Frau Kroes hat im Februar 15 Unternehmer der Kfz-Branche aus Europa zu einem Gedankenaustausch eingeladen. Was war das Ergebnis?
Frau Kroes pflegt bei vielen ihrer Aktivitäten einzelne Unternehmer einzuladen und mit ihnen zu sprechen, nachdem sie die Meinungen ihrer Verbände kennen gelernt hat. Es ist also auch in unserem GVO-Fall nichts Aussergewöhnliches. Auffällig war allerdings, wer eingeladen bzw. nicht eingeladen war: Es fehlten Unternehmer aus grossen Produktionsländern wie Deutschland und Spanien, ganz zu schweigen aus den zehn Beitrittsländern, deren Erfahrungen besonders interessant sind. Frau Kroes zeigte sich erfreulich offen für alle denkbaren Lösungen. Sie hat klargemacht, dass sie keine Lösung haben will, die Marktbeteiligten schaden wird.

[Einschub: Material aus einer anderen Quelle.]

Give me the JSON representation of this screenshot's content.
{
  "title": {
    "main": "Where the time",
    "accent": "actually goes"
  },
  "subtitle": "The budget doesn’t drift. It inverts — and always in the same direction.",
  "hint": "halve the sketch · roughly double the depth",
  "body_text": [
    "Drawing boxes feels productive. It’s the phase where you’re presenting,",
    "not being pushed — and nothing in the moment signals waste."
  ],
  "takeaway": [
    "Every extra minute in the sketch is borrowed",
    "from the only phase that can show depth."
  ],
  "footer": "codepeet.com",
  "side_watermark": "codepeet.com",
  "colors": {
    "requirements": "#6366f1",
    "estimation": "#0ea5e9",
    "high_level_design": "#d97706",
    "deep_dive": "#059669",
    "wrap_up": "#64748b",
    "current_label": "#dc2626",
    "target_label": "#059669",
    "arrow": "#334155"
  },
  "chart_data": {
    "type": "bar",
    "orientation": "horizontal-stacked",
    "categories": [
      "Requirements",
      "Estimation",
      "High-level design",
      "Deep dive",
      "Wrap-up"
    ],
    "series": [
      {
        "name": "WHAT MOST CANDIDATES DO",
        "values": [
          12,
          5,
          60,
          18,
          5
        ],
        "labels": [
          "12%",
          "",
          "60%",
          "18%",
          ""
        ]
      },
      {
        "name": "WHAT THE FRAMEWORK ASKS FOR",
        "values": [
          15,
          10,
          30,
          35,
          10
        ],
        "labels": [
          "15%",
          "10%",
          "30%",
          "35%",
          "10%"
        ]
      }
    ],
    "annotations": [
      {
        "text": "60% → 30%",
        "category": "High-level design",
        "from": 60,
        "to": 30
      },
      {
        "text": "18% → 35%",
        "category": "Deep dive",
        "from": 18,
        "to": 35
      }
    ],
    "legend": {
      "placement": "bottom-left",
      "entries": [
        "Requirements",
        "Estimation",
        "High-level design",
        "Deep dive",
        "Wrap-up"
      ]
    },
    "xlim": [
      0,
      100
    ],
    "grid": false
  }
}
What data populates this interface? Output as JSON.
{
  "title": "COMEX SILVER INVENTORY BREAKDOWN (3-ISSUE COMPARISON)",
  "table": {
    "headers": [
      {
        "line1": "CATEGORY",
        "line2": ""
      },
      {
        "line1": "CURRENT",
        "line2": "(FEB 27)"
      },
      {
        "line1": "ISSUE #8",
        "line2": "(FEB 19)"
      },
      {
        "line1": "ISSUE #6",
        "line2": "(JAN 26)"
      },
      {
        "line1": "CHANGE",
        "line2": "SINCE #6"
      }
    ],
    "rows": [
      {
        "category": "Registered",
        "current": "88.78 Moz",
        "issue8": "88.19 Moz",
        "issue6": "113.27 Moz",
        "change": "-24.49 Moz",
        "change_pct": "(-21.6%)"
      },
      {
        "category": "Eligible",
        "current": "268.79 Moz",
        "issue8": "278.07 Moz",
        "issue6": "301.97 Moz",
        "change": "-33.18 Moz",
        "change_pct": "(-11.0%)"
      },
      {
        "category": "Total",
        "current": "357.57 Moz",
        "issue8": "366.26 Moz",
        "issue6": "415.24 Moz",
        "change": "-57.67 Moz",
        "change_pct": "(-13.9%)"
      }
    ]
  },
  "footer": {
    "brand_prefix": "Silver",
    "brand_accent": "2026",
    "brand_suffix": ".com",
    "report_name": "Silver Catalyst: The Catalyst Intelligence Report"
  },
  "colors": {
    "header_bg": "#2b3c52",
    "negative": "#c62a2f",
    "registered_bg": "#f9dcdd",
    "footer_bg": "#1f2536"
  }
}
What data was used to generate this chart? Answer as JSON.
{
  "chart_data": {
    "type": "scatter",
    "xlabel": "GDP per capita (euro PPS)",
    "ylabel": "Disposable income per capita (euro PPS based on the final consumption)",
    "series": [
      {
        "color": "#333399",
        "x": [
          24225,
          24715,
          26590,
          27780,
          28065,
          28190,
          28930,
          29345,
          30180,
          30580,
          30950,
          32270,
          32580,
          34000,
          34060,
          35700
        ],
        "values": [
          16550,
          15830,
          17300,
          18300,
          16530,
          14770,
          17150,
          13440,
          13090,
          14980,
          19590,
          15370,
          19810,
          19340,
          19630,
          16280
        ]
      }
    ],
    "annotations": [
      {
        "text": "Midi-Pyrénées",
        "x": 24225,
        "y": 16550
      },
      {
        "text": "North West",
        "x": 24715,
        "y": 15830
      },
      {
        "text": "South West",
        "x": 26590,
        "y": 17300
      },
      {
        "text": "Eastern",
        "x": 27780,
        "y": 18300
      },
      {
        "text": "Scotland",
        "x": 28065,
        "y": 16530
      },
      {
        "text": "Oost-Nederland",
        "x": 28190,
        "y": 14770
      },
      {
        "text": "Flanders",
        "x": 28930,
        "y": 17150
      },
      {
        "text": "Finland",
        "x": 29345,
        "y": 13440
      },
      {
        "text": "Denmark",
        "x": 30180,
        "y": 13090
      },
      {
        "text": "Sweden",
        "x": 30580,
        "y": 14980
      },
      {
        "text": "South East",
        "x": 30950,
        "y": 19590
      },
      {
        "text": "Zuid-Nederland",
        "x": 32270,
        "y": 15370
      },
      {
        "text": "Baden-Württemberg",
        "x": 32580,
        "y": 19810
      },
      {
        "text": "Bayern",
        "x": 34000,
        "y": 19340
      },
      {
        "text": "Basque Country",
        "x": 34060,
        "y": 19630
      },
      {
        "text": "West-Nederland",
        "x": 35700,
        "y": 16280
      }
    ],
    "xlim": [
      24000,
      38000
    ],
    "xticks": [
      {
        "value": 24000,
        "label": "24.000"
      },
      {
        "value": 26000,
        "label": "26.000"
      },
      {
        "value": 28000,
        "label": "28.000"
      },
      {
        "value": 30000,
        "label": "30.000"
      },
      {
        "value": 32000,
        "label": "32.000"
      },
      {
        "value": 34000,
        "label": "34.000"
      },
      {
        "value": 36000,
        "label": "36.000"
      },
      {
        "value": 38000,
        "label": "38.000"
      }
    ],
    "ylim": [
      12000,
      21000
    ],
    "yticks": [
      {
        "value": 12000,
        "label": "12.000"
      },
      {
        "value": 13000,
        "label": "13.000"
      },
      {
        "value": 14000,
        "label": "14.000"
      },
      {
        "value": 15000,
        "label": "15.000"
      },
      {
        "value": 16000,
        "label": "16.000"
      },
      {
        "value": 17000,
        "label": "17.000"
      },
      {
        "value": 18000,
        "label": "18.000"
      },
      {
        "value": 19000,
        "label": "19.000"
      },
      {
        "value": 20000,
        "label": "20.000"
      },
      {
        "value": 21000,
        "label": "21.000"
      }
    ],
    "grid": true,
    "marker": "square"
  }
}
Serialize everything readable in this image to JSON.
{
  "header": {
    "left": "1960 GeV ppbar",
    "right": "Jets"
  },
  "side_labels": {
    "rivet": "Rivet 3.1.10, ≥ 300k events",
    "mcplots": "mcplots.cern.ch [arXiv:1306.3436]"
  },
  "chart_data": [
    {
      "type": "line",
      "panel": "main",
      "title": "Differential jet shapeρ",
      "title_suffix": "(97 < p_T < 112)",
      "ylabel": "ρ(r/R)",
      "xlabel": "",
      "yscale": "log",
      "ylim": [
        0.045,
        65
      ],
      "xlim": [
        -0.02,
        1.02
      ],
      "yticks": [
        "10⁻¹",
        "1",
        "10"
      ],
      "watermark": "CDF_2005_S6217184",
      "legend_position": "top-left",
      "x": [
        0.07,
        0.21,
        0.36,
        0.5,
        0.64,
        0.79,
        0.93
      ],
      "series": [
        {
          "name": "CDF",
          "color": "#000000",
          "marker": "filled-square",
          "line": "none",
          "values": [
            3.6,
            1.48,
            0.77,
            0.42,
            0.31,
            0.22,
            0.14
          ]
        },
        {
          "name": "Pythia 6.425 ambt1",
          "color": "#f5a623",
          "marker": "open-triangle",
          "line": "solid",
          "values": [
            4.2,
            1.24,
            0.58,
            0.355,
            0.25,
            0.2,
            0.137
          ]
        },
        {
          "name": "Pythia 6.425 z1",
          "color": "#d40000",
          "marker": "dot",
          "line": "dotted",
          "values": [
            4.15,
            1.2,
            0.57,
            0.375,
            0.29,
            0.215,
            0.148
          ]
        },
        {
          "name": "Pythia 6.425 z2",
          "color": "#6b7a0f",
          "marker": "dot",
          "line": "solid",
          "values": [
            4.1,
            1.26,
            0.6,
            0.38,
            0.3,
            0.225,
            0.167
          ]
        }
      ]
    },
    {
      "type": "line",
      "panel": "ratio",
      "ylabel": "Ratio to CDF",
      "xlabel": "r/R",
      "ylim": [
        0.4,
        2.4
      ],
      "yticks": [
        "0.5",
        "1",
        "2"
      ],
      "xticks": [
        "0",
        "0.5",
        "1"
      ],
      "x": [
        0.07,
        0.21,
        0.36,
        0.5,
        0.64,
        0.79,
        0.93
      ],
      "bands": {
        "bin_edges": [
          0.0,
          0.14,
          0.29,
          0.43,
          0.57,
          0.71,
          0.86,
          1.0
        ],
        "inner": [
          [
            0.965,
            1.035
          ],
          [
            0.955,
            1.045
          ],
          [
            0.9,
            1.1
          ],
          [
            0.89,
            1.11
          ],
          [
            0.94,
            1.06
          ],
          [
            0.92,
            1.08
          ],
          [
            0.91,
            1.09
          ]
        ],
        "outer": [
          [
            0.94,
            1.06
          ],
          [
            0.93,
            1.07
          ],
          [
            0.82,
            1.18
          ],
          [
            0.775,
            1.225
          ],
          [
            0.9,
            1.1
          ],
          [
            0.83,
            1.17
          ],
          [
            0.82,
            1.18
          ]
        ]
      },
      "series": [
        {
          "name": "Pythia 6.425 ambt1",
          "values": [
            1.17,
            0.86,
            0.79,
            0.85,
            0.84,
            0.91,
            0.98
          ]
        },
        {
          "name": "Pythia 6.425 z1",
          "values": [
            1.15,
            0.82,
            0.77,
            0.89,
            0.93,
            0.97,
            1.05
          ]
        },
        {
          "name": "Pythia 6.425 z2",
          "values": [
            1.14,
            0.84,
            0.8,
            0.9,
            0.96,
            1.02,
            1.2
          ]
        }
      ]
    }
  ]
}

Angesichts der scharfen Krise, in der sich insbesondere unsere Unternehmer befinden, sind dies ermutigende Worte. Sie sucht nun nach Lösungen und findet ­CECRA an ihrer Seite.

Wie sieht die Lösung der CECRA aus?
Wir sind für eine unveränderte Verlängerung der GVO um zehn Jahre. «Unverändert» nicht, weil wir mit allen Klauseln zufrieden wären. Auch wir haben Änderungsbedarf. Ihn melden wir aber erst an, wenn die Kommission generell die Verlängerung beschlossen hat. «Verlängerung um zehn Jahre» bedeutet, dass ausreichend Zeit sein muss für eine intensive Diskussion sowie Zeit genug für Umstellung auf neue Regeln. Damit befinden wir uns ganz auf der Linie der Auffassung der vorerwähnten Abgeordneten des Europäischen Parlaments.